The death toll in the Baku house collapse accident has risen to right, Health Minister Samaya Mamedova said on Wednesday
Rescuers found the body of a woman and a child under the debris in the evening. They are believed to have been passing by when the multi-storey building collapsed on Tuesday.
One of the builders who was working at the construction side died in hospital on Wednesday.
During the day, the Emergencies Ministry, the Interior Ministry, and Prosecutor General’s Office issued a report saying that five people had been killed and five injured.
The 16-storey building in Baku collapsed due to the violation of construction safety rules and the failure to observe relevant building technology requirements, specialists said.
The Emergencies Ministry, the Interior Ministry and the Prosecutor’s General Office said in a statement that four people – Mutafakkir Company Director General Ali Muradov, engineer Asker Aliyev, and construction managers Farkhad Gasanov and Gadir Salimov -- had been detained and accused of “violation of safety rules during the construction works that led to the loss of life and other serious consequences”.
Earlier in the day, Baku Prosecutor Aziz Seidov said there might be another four or five people under the debris.
The rescue operation on the site went through the night, the Emergencies Ministry said.
Heavy machinery is clearing off the debris, ambulance vehicles are on the standby, and the area is cordoned.

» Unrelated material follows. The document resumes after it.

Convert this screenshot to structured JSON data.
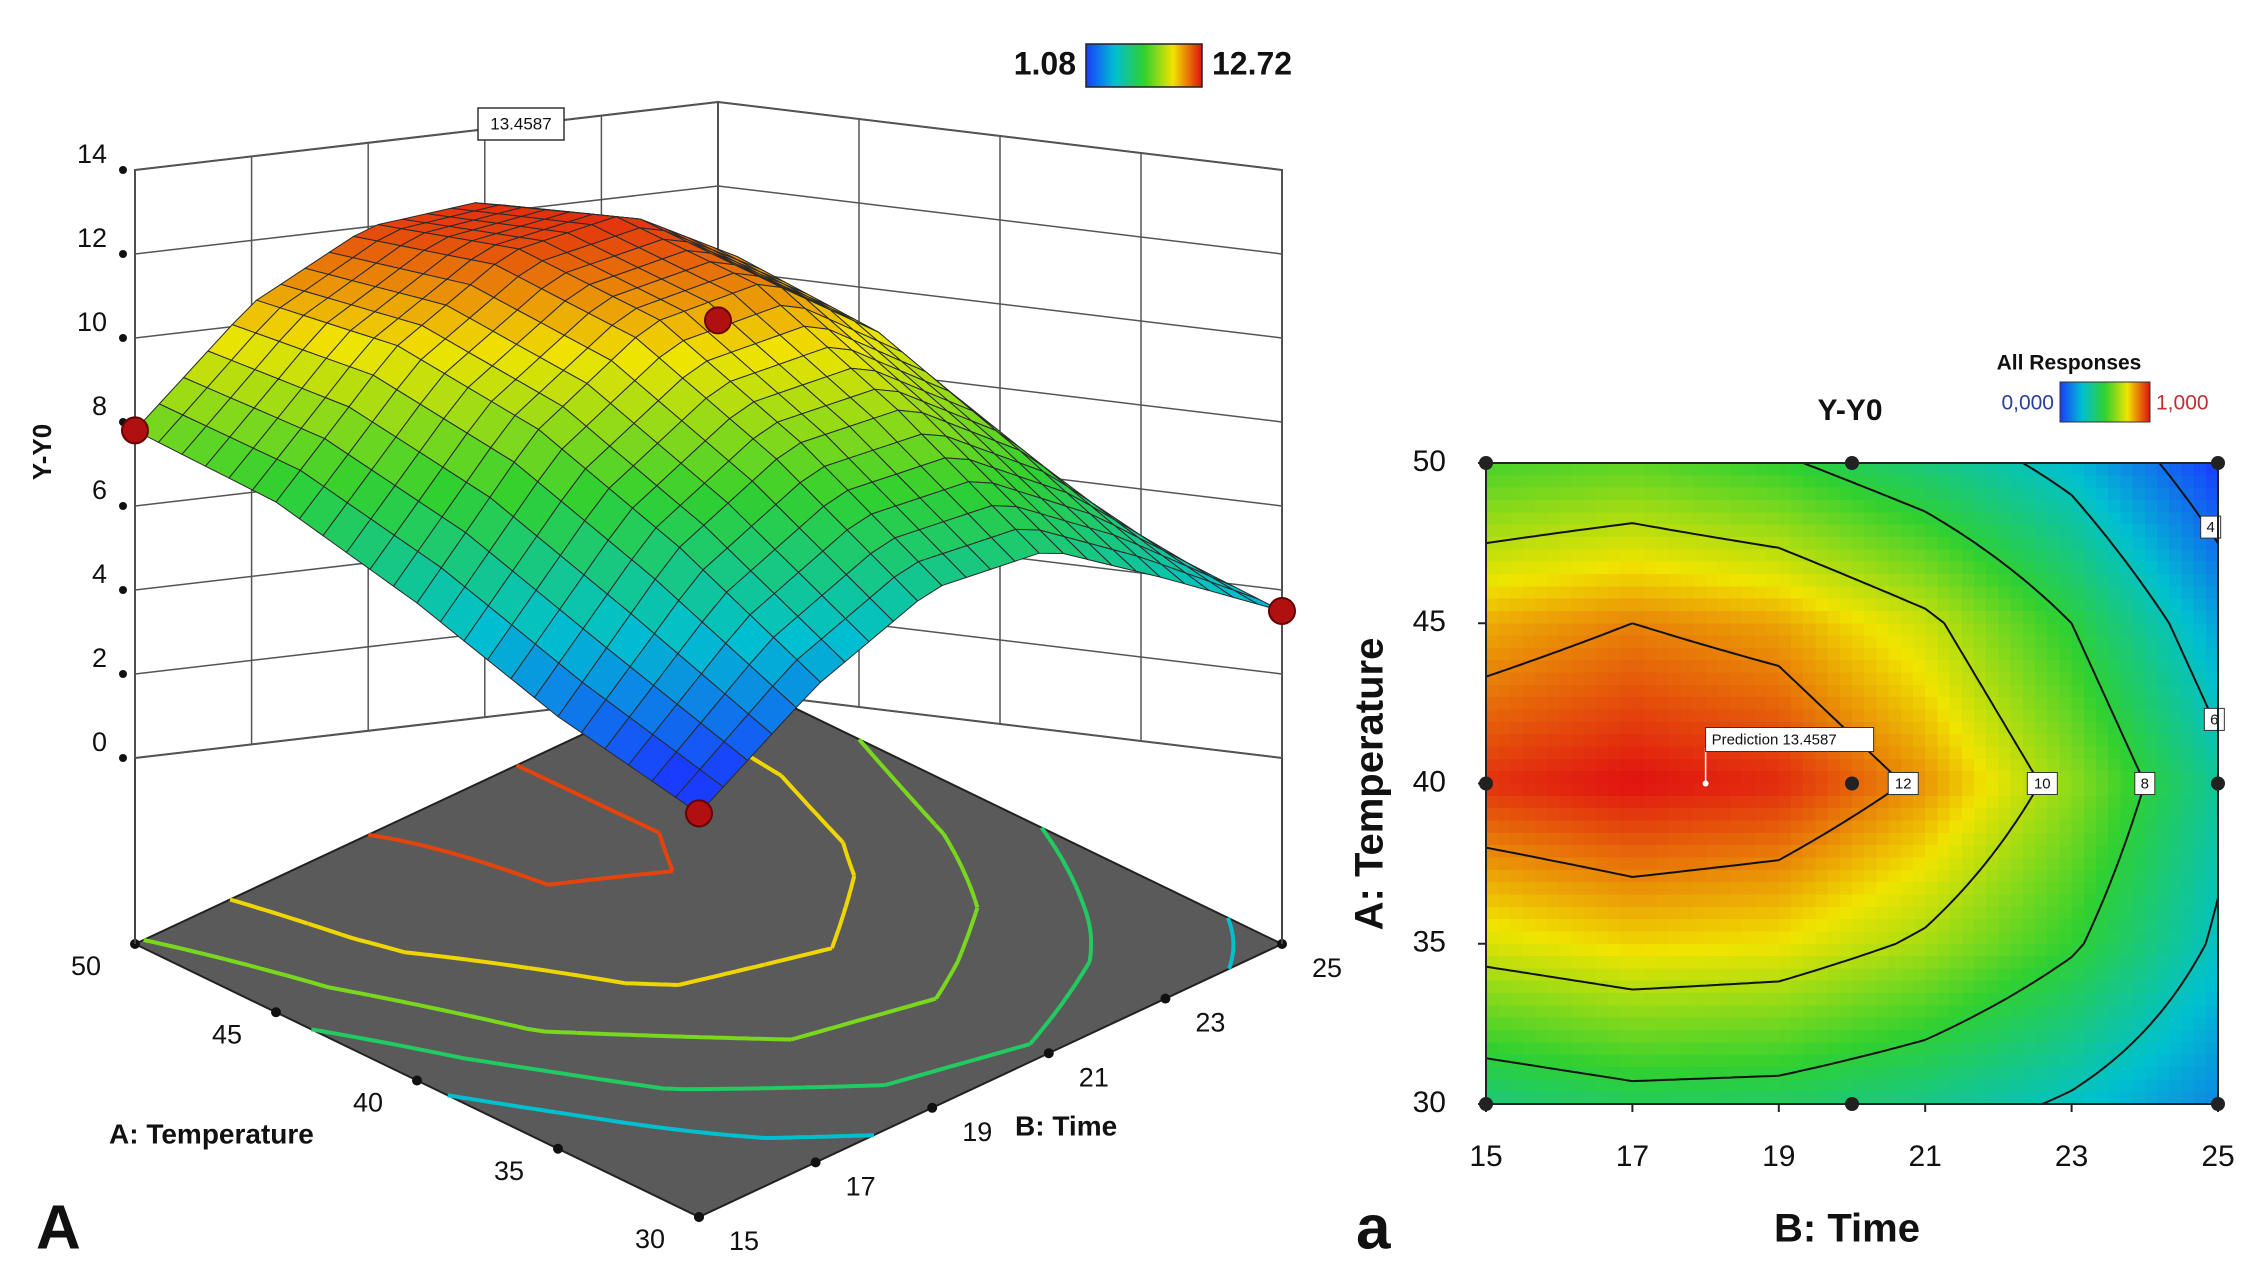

Azerbaijani President Ilkham Aliyev inspected the site where a multi-storey building under construction collapsed.
Aliyev instructed all structures to conduct a technical expertise of all new houses in Baku, Prime Minister Abid Shafirov said. “A special group will be set up that will study necessary parameters of new houses, including their seismic resistance. Then necessary decisions will be taken,” the prime minister added.
Construction workers were trapped under the debris of the house, which was being built three kilometres from downtown Baku. The death toll has reached seven, the Azerbaijani Ministry for Emergency Situations reported. Reports say at least six people were injured. Two of them are in grave condition.

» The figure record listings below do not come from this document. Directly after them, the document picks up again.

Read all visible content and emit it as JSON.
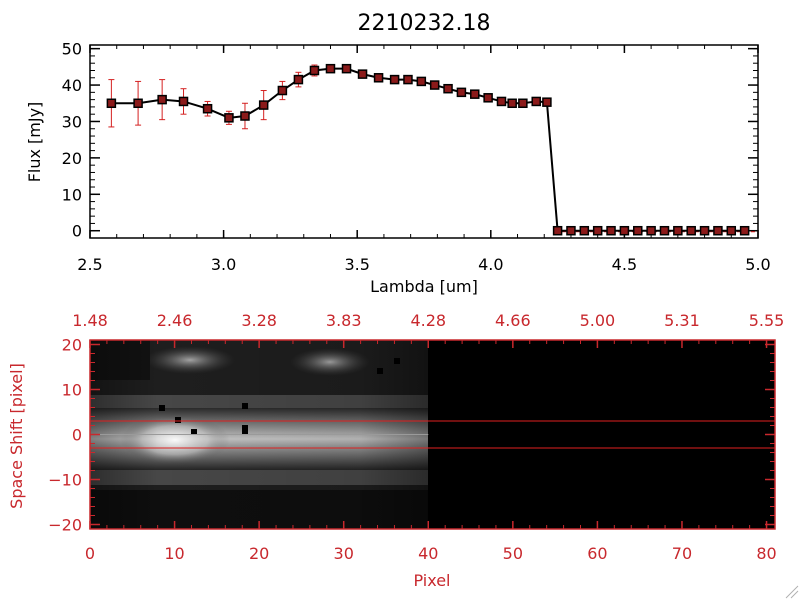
{
  "colors": {
    "background": "#ffffff",
    "line": "#000000",
    "marker_fill": "#8b1a1a",
    "error_bar": "#d42020",
    "bottom_axes": "#c8282d",
    "slit_line": "#e02020"
  },
  "chart_data": [
    {
      "type": "line",
      "title": "2210232.18",
      "xlabel": "Lambda [um]",
      "ylabel": "Flux [mJy]",
      "xlim": [
        2.5,
        5.0
      ],
      "ylim": [
        -2,
        51
      ],
      "x_ticks": [
        2.5,
        3.0,
        3.5,
        4.0,
        4.5,
        5.0
      ],
      "x_tick_labels": [
        "2.5",
        "3.0",
        "3.5",
        "4.0",
        "4.5",
        "5.0"
      ],
      "y_ticks": [
        0,
        10,
        20,
        30,
        40,
        50
      ],
      "y_tick_labels": [
        "0",
        "10",
        "20",
        "30",
        "40",
        "50"
      ],
      "grid": false,
      "series": [
        {
          "name": "Flux",
          "x": [
            2.58,
            2.68,
            2.77,
            2.85,
            2.94,
            3.02,
            3.08,
            3.15,
            3.22,
            3.28,
            3.34,
            3.4,
            3.46,
            3.52,
            3.58,
            3.64,
            3.69,
            3.74,
            3.79,
            3.84,
            3.89,
            3.94,
            3.99,
            4.04,
            4.08,
            4.12,
            4.17,
            4.21,
            4.25,
            4.3,
            4.35,
            4.4,
            4.45,
            4.5,
            4.55,
            4.6,
            4.65,
            4.7,
            4.75,
            4.8,
            4.85,
            4.9,
            4.95
          ],
          "y": [
            35,
            35,
            36,
            35.5,
            33.5,
            31,
            31.5,
            34.5,
            38.5,
            41.5,
            44,
            44.5,
            44.5,
            43,
            42,
            41.5,
            41.5,
            41,
            40,
            39,
            38,
            37.5,
            36.5,
            35.5,
            35,
            35,
            35.5,
            35.3,
            0,
            0,
            0,
            0,
            0,
            0,
            0,
            0,
            0,
            0,
            0,
            0,
            0,
            0,
            0
          ],
          "error": [
            6.5,
            6,
            5.5,
            3.5,
            2,
            1.8,
            3.5,
            4,
            2.5,
            2,
            1.5,
            1,
            0.8,
            0.8,
            0.6,
            0.6,
            0.6,
            0.6,
            0.6,
            0.6,
            0.6,
            0.6,
            0.6,
            0.6,
            0.6,
            0.6,
            0.6,
            0.6,
            0,
            0,
            0,
            0,
            0,
            0,
            0,
            0,
            0,
            0,
            0,
            0,
            0,
            0,
            0
          ]
        }
      ]
    },
    {
      "type": "heatmap",
      "xlabel": "Pixel",
      "ylabel": "Space Shift [pixel]",
      "xlim": [
        0,
        81
      ],
      "ylim": [
        -21,
        21
      ],
      "x_ticks": [
        0,
        10,
        20,
        30,
        40,
        50,
        60,
        70,
        80
      ],
      "x_tick_labels": [
        "0",
        "10",
        "20",
        "30",
        "40",
        "50",
        "60",
        "70",
        "80"
      ],
      "y_ticks": [
        -20,
        -10,
        0,
        10,
        20
      ],
      "y_tick_labels": [
        "−20",
        "−10",
        "0",
        "10",
        "20"
      ],
      "top_axis_ticks": [
        0,
        10,
        20,
        30,
        40,
        50,
        60,
        70,
        80
      ],
      "top_axis_labels": [
        "1.48",
        "2.46",
        "3.28",
        "3.83",
        "4.28",
        "4.66",
        "5.00",
        "5.31",
        "5.55"
      ],
      "slit_lines": [
        3,
        -3
      ],
      "center_line": 0,
      "data_extent_pixel": 40
    }
  ]
}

According to rescuers, voices still can be heard from under the rubble. Rescue work continues at the site with the use of heavy machinery.
The site is still cordoned off by police, who are trying to keep away reporters and relatives of builders who may have been trapped under the rubble.

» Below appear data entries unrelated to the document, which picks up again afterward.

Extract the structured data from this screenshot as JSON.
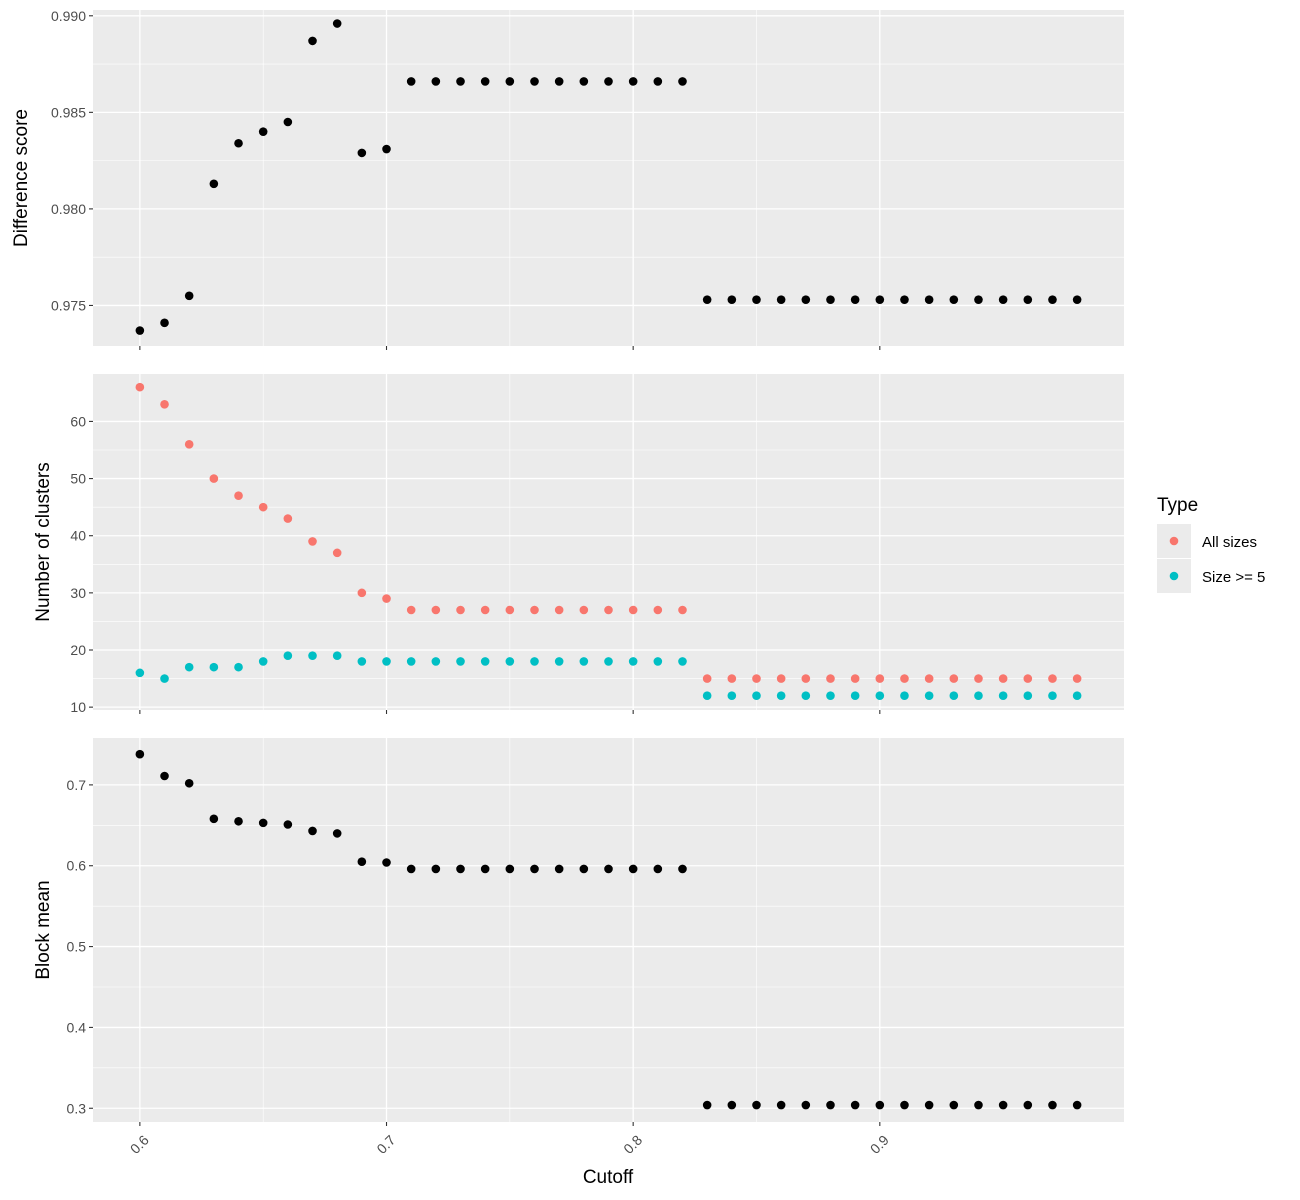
{
  "chart_data": {
    "type": "scatter",
    "xlabel": "Cutoff",
    "x_ticks": [
      "0.6",
      "0.7",
      "0.8",
      "0.9"
    ],
    "x": [
      0.6,
      0.61,
      0.62,
      0.63,
      0.64,
      0.65,
      0.66,
      0.67,
      0.68,
      0.69,
      0.7,
      0.71,
      0.72,
      0.73,
      0.74,
      0.75,
      0.76,
      0.77,
      0.78,
      0.79,
      0.8,
      0.81,
      0.82,
      0.83,
      0.84,
      0.85,
      0.86,
      0.87,
      0.88,
      0.89,
      0.9,
      0.91,
      0.92,
      0.93,
      0.94,
      0.95,
      0.96,
      0.97,
      0.98
    ],
    "xlim": [
      0.581,
      0.999
    ],
    "grid": true,
    "legend": {
      "title": "Type",
      "placement": "right",
      "entries": [
        {
          "label": "All sizes",
          "color": "#F8766D"
        },
        {
          "label": "Size >= 5",
          "color": "#00BFC4"
        }
      ]
    },
    "panels": [
      {
        "ylabel": "Difference score",
        "ylim": [
          0.9729,
          0.9903
        ],
        "y_ticks": [
          "0.975",
          "0.980",
          "0.985",
          "0.990"
        ],
        "series": [
          {
            "color": "#000000",
            "values": [
              0.9737,
              0.9741,
              0.9755,
              0.9813,
              0.9834,
              0.984,
              0.9845,
              0.9887,
              0.9896,
              0.9829,
              0.9831,
              0.9866,
              0.9866,
              0.9866,
              0.9866,
              0.9866,
              0.9866,
              0.9866,
              0.9866,
              0.9866,
              0.9866,
              0.9866,
              0.9866,
              0.9753,
              0.9753,
              0.9753,
              0.9753,
              0.9753,
              0.9753,
              0.9753,
              0.9753,
              0.9753,
              0.9753,
              0.9753,
              0.9753,
              0.9753,
              0.9753,
              0.9753,
              0.9753
            ]
          }
        ]
      },
      {
        "ylabel": "Number of clusters",
        "ylim": [
          9.5,
          68.3
        ],
        "y_ticks": [
          "10",
          "20",
          "30",
          "40",
          "50",
          "60"
        ],
        "series": [
          {
            "name": "All sizes",
            "color": "#F8766D",
            "values": [
              66,
              63,
              56,
              50,
              47,
              45,
              43,
              39,
              37,
              30,
              29,
              27,
              27,
              27,
              27,
              27,
              27,
              27,
              27,
              27,
              27,
              27,
              27,
              15,
              15,
              15,
              15,
              15,
              15,
              15,
              15,
              15,
              15,
              15,
              15,
              15,
              15,
              15,
              15
            ]
          },
          {
            "name": "Size >= 5",
            "color": "#00BFC4",
            "values": [
              16,
              15,
              17,
              17,
              17,
              18,
              19,
              19,
              19,
              18,
              18,
              18,
              18,
              18,
              18,
              18,
              18,
              18,
              18,
              18,
              18,
              18,
              18,
              12,
              12,
              12,
              12,
              12,
              12,
              12,
              12,
              12,
              12,
              12,
              12,
              12,
              12,
              12,
              12
            ]
          }
        ]
      },
      {
        "ylabel": "Block mean",
        "ylim": [
          0.283,
          0.758
        ],
        "y_ticks": [
          "0.3",
          "0.4",
          "0.5",
          "0.6",
          "0.7"
        ],
        "series": [
          {
            "color": "#000000",
            "values": [
              0.738,
              0.711,
              0.702,
              0.658,
              0.655,
              0.653,
              0.651,
              0.643,
              0.64,
              0.605,
              0.604,
              0.596,
              0.596,
              0.596,
              0.596,
              0.596,
              0.596,
              0.596,
              0.596,
              0.596,
              0.596,
              0.596,
              0.596,
              0.304,
              0.304,
              0.304,
              0.304,
              0.304,
              0.304,
              0.304,
              0.304,
              0.304,
              0.304,
              0.304,
              0.304,
              0.304,
              0.304,
              0.304,
              0.304
            ]
          }
        ]
      }
    ]
  }
}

“The preliminary theory of this accident is the flagrant violation of safety rules in the construction process,” chief of the civil defence department of the Emergency Situations Ministry Kamil Bagirov said. Tenants of nearby houses said that the unfinished building looked shaky and had numerous cracks in the walls.
“A huge crack formed in the building shortly before the accident and it went down,” an eyewitness said.
According to the local media, tenants of nearby houses asked the court to ban the construction, which was too close to their homes.
A criminal case has been opened against heads of the Mutafakkir company, which was building the house, Azerbaijani Prosecutor General Zakir Garalov said at the accident scene. Two company executives were taken into custody.
The house was under construction in a busy area. The cost of one square metre varies from 500 U.S. dollars to 800 U.S. dollars. The housing prices are even higher in the central areas of Baku – from 1,500 U.S. dollars to 5,000 U.S. dollars.